Most popular diets flooding magazine pages and websites emphasize cutting calories and avoiding fat to lose weight. Such diets may be appropriate for people looking to lose extra pounds. For athletes, however, they can convey the false impression that all fats should be avoided. In reality, healthy fats—monounsaturated and polyunsaturated fats—are critical components of a diet for energy and other performance benefits.
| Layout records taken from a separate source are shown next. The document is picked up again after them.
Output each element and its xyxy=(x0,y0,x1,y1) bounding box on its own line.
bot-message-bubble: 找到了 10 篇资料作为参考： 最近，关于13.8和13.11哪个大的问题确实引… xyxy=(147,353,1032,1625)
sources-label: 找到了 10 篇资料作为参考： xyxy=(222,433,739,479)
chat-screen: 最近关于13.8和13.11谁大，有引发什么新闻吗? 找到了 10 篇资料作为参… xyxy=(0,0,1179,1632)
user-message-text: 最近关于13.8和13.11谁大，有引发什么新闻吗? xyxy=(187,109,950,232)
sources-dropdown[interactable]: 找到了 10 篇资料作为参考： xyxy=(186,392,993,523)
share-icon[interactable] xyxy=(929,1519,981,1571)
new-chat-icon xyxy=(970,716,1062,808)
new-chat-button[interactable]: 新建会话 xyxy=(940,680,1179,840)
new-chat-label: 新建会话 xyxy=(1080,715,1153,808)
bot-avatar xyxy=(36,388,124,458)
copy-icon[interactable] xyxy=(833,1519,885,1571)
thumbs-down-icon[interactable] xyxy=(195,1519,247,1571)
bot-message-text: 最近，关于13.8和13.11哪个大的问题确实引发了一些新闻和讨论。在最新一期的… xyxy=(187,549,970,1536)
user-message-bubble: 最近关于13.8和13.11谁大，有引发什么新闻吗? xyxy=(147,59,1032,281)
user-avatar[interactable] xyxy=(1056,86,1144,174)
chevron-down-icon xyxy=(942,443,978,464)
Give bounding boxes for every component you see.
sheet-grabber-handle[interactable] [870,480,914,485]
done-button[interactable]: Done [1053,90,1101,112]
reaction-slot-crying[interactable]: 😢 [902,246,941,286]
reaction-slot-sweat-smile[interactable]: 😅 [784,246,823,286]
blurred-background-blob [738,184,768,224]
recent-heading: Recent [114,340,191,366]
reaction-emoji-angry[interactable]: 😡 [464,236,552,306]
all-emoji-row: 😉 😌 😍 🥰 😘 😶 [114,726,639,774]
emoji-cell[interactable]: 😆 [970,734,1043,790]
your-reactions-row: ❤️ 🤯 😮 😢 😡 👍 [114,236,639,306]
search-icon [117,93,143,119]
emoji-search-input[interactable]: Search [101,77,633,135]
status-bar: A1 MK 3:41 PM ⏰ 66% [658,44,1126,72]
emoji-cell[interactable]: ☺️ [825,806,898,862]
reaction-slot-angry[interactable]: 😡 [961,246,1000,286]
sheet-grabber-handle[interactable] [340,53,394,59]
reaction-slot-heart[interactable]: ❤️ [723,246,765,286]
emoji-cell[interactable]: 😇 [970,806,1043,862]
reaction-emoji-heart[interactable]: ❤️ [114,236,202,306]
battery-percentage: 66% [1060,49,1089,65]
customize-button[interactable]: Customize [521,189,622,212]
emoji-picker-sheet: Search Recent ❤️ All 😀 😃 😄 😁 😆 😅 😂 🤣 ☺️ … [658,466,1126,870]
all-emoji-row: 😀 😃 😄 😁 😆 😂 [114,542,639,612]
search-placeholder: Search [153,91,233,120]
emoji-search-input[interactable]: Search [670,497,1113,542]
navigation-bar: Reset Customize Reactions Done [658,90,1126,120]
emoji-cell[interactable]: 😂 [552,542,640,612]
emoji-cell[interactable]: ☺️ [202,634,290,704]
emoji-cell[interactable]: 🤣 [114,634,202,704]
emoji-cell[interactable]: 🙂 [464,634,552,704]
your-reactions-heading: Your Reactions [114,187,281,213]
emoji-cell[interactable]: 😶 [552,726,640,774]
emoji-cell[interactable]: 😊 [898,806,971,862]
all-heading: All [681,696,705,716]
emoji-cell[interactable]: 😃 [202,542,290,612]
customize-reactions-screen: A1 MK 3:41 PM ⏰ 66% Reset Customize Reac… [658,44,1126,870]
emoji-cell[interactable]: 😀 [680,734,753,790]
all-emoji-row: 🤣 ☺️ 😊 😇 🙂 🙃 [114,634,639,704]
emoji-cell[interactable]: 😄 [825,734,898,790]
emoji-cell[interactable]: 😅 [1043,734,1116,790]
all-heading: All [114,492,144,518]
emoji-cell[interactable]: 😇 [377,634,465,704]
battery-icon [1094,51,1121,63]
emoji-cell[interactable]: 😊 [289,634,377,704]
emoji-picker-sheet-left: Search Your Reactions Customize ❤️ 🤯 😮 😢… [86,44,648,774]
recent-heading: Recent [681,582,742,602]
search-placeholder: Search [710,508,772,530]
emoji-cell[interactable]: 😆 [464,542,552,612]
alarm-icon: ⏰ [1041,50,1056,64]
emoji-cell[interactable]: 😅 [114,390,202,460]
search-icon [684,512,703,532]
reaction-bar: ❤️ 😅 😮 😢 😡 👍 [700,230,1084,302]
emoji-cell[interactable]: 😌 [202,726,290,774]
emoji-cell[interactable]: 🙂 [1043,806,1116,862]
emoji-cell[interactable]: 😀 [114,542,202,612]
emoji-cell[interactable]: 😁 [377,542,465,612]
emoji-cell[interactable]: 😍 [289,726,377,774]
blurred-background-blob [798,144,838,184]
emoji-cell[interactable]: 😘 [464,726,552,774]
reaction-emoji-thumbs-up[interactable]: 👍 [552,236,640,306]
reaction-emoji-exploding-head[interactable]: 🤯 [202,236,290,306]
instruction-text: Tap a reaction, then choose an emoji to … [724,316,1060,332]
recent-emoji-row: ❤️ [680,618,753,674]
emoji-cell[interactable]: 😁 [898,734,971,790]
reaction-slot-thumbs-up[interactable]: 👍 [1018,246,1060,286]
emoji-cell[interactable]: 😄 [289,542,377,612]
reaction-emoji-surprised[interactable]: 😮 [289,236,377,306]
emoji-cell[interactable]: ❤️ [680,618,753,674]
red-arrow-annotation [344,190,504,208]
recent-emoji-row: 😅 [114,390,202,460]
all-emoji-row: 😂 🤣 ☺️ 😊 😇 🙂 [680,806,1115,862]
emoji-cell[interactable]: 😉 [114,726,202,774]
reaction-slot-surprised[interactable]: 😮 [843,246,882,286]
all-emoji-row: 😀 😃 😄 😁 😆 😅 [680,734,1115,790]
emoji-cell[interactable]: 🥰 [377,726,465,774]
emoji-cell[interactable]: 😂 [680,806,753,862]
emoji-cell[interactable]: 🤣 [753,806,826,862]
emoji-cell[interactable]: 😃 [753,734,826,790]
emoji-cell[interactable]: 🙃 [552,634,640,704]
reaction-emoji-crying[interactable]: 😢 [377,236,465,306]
Fats are an enormous source of energy, delivering nine calories per gram, compared to four calories per gram for carbohydrate and protein. Since it's easily stored in the body, fat provides sustained energy, especially for low-intensity exercise like walking or jogging. Fat also prevents the breakdown of muscle protein and promotes faster recovery after a workout. Finally, fat protects vital organs and plays a role in many critical bodily functions.
Most athletes should incorporate healthy doses of fat in their diets. Sports nutritionists recommend that fats comprise 35% of daily caloric intake [learn how to calculate your daily caloric needs]. No need to shy away from fatty foods such as red meat or dairy, but it's good to eat a variety of different fats, particularly monounsaturated and polyunsaturated fats in olive oil, nuts and milk.
The American Heart Association recommends limiting consumption of foods high in saturated fats—like butter, cream, bacon and fried foods—to less than seven percent of your daily calories, and eliminating foods with trans fats—like margarine, cakes mixes, and most fast food—to improve overall health.
Although it's counter-intuitive to many, consuming proper amounts of healthy fats contributes to a balanced diet, which is necessary for optimal athletic performance and training improvements.